In years when there have not been changes to Accident Benefits most insurance intermediaries (agents and brokers) simply mail out a renewal notice to each of their clients a short period of time prior to their renewal date. This is an efficient and inexpensive way to renew a policy that does not require any changes. With the significant reductions in Standard Accident Benefits that came into force on June 1, 2016 this type of “through the mail” renewal may no longer be sufficient to protect an intermediary from being found liable if their client is under insured following up car accident.

As a result of the reduction in Accident Benefits we can anticipate that insurance intermediaries who fail to take the time to give their customers the information and advice they require to make informed decisions about buying Optional Benefits will face potential liability.
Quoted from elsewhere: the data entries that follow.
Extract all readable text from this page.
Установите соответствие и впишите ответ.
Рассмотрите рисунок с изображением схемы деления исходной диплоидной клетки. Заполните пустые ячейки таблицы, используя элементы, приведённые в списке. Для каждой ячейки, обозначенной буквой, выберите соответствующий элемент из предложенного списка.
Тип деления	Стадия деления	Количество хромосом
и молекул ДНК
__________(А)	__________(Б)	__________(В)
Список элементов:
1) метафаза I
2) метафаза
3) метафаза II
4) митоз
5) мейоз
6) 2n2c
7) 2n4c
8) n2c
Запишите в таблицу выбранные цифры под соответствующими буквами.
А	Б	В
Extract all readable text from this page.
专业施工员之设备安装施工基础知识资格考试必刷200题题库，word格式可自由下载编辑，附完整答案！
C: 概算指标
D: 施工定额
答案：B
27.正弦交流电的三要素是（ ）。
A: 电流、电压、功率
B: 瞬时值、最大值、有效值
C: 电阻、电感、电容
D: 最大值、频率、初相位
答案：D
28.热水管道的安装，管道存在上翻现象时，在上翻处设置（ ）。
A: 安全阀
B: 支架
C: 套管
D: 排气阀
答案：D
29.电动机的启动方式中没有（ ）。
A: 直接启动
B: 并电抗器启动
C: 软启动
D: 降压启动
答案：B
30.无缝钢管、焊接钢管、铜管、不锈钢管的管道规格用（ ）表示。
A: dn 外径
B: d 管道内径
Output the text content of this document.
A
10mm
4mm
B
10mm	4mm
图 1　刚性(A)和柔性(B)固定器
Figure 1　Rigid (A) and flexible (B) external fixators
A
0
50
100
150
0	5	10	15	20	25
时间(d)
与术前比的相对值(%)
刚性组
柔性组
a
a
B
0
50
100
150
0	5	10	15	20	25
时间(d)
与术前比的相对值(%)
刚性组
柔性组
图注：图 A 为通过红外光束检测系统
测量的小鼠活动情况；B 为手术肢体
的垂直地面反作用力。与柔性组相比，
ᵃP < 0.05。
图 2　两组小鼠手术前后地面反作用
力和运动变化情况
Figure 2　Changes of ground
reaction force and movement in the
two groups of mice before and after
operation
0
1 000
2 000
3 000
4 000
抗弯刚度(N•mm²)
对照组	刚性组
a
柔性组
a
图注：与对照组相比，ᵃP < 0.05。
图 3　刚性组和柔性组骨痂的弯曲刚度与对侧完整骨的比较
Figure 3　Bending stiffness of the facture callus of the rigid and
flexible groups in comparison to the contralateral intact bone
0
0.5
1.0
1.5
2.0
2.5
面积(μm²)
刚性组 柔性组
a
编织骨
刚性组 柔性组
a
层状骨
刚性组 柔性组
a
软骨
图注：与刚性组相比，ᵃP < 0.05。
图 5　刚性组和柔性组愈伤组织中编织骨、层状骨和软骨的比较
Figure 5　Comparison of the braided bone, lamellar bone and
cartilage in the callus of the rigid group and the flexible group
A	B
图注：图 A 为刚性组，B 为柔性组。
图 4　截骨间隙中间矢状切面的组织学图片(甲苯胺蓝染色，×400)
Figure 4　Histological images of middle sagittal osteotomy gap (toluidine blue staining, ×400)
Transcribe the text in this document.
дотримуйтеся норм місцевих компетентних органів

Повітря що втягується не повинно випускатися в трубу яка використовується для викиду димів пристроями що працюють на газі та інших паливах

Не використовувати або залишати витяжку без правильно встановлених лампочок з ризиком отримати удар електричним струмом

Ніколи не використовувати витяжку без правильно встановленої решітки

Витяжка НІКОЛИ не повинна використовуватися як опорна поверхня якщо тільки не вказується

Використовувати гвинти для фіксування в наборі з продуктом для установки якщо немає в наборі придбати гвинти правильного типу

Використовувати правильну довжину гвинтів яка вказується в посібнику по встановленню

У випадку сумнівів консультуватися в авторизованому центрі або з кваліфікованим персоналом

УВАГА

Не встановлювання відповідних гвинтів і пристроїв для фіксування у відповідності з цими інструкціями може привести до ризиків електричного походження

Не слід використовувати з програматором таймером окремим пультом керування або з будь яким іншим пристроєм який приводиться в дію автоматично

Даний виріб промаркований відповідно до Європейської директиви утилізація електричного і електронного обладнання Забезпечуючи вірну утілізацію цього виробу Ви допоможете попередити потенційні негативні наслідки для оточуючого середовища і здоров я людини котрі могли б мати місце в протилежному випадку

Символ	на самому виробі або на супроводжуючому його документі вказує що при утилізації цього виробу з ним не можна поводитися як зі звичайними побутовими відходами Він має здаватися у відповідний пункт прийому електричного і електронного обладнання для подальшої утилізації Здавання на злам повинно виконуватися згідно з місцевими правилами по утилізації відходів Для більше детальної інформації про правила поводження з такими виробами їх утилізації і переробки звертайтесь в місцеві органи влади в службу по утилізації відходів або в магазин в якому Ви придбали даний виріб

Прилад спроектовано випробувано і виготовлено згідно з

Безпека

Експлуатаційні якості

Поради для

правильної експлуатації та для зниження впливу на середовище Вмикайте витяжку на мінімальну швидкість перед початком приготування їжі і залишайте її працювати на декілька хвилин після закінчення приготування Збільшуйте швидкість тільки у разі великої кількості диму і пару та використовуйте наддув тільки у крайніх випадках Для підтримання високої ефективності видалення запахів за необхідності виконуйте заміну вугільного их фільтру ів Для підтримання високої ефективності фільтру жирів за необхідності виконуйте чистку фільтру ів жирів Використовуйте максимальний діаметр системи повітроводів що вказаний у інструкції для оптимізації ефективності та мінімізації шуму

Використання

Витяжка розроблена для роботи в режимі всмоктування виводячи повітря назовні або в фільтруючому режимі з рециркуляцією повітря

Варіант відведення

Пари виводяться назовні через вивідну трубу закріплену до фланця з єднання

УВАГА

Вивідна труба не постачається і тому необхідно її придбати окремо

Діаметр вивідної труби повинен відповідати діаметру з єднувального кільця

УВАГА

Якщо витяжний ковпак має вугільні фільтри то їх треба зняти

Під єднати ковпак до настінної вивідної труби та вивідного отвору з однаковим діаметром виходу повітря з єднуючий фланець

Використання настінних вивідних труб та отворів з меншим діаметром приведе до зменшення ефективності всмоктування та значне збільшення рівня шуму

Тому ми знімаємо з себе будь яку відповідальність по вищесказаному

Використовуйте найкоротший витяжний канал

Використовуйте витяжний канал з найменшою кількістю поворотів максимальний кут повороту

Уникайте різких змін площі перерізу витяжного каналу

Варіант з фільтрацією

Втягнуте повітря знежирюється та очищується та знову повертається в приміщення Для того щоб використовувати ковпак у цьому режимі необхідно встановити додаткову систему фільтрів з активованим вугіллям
In order to encourage insurance intermediaries to advise their clients of the effect of accident benefit reductions and the options available to increase coverage the Registered Insurance Brokers of Ontario and the Financial Services Commission of Ontario have published bulletins summarizing the relevant changes as well as emphasizing the obligations of insurance intermediaries to inform their clients.

 The combination of significant and varied reductions in Accident Benefits combined with the various options for purchasing additional coverage creates a real challenge for insurance intermediaries to undertake the necessary detailed discussions with each of their clients. It may simply not be sufficient to notify clients of the reductions and the options available. An assessment of the individual insured’s needs may now be required. These needs encompass not only Accident Benefits but also Third Party Liability Limits.

 If an insured suffers injuries in a car accident and subsequently exhausts the Standard Accident Benefits provided by their policy questions may be asked about what advice they received when renewing their policy. In particular were the reductions in the Standard Accident Benefits reviewed and the available Optional Benefits discussed? Furthermore was the option of increasing Third Party Liability Limits reviewed as a means of “self-insurance” through an OPCF 44 Family Protection Endorsement?

 Not only should insurance intermediaries discuss these topics with each insured they should also document the discussion and the insured’s decision, especially when the decision is to decline the opportunity to purchase Optional Accident Benefits or increase their Third Party Liability Limits.